Mam w ogrodzie kilka starych jabłoni, które zostały posadzone w okresie Związku Radzieckiego, kilka lat po otrzymaniu działki. Nadal przynoszą owoce, ale są w opłakanym stanie. W sposób polubowny dawno należało je wyciąć i posadzić nowe drzewa, ale zdecydowałem się tego nie robić. Po pierwsze dają żniwa, a po drugie dla mnie to wspomnienie.
Regularnie wykonywałem przycinanie sanitarne i przeciwstarzeniowe, ale nie robiłem nic globalnego. Pokryłem uszkodzenia na korze boiskiem ogrodowym, wyciągnąłem pękające gałęzie szkieletu i podtrzymałem je.
W tym roku czas wreszcie zdecydować, co zrobić z drzewami. Ponieważ było mi przykro z powodu ich cięcia, a nie mogły pozostać w dawnej formie, postanowiłem zaprosić sekretarza. Miałem już kilka kontaktów, więc długo nie musiałem wybierać.
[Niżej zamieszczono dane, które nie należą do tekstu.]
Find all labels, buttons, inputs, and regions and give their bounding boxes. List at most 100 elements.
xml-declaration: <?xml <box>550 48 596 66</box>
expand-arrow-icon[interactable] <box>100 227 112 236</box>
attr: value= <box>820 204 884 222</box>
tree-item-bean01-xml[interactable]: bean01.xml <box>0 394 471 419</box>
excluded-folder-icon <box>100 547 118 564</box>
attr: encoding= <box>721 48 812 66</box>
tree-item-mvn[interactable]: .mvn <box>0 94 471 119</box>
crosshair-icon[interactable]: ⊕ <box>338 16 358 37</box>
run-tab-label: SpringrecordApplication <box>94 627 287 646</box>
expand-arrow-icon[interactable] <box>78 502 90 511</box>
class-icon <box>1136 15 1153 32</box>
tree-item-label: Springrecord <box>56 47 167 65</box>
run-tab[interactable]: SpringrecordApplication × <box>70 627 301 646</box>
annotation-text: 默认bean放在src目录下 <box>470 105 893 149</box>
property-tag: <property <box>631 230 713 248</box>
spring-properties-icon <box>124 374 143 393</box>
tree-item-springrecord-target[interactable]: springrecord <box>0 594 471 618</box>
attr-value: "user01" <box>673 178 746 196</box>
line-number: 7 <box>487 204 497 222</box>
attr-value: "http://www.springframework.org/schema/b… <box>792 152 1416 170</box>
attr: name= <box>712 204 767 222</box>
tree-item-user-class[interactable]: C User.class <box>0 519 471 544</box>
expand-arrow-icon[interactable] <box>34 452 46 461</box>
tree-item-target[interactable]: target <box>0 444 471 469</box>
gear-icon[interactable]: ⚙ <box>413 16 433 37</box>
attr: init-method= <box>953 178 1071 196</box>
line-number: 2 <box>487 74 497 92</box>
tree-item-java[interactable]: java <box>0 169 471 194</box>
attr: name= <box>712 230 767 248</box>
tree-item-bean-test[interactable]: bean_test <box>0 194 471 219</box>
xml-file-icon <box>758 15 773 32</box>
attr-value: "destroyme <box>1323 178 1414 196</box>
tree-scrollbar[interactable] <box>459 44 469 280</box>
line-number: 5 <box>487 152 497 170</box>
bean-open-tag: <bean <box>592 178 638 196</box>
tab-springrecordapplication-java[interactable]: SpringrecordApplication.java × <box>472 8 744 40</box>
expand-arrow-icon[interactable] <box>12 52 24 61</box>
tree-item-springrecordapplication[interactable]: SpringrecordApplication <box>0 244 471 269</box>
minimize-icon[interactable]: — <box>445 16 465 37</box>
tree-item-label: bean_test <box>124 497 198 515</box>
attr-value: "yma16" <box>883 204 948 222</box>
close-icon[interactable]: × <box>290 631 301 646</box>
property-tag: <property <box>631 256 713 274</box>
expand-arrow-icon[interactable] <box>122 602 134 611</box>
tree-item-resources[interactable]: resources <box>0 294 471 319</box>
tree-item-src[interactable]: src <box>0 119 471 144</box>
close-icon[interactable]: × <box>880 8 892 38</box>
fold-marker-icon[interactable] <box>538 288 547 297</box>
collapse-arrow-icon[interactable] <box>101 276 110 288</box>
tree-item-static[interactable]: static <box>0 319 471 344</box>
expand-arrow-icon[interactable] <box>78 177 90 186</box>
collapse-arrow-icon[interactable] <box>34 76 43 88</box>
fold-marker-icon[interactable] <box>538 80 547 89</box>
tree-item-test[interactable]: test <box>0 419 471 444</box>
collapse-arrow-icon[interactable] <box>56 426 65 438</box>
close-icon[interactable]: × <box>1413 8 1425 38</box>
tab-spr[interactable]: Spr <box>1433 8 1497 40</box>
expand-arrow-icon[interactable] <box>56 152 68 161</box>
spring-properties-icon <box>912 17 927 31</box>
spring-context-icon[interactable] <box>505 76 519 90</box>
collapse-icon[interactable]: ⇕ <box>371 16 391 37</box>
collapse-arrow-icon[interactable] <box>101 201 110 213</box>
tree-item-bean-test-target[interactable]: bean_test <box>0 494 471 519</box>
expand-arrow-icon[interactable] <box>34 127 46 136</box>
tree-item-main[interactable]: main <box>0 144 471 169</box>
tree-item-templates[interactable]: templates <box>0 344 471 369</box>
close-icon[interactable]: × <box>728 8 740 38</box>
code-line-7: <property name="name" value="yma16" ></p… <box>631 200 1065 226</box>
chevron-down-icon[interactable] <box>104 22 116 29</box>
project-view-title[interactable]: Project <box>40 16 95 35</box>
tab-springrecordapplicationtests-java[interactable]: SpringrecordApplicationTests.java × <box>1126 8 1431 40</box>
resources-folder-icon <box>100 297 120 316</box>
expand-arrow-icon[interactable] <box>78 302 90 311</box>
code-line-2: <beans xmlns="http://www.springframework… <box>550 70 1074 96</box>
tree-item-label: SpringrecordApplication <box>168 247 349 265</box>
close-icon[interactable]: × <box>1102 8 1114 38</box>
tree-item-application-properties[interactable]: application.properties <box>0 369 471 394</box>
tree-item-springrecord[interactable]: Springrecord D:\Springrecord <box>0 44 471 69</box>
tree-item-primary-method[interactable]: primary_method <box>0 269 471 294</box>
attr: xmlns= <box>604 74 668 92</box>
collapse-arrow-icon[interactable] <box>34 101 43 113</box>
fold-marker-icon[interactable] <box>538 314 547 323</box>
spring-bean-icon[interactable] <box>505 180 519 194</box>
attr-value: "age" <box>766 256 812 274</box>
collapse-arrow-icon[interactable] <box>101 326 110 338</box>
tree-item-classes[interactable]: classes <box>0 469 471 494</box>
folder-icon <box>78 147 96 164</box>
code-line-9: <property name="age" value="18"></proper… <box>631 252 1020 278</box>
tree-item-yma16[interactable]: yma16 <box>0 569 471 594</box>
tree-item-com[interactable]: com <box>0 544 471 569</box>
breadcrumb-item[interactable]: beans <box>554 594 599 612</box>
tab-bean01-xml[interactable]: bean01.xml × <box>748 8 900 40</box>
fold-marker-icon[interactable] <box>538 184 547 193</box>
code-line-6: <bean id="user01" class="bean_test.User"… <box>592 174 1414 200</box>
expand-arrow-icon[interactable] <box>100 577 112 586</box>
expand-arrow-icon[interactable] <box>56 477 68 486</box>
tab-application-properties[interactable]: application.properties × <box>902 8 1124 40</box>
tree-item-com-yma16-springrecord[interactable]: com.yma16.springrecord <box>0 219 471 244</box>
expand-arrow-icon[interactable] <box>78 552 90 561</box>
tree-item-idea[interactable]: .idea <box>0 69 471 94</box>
Ile kosztuje zaproszenie specjalisty
Jeśli zaczniesz szukać specjalisty w przycinaniu drzewek owocowych, to bardzo niskie ceny od razu rzucają się w oczy. W zależności od wieku i wzrostu cena przycinania jednej jabłoni zaczyna się od 200 rubli. Jest to jednak liczba dotycząca pracy, z wyłączeniem wyjazdu. W moim przypadku kosztował 5000 rubli. I muszę powiedzieć, że dla regionu Leningradu jest to niska cena. W przypadku wielu firm minimalna kwota zamówienia zaczyna się od 10000 rubli. Dlatego całkowity koszt 6000 rubli okazał się bardzo demokratyczny.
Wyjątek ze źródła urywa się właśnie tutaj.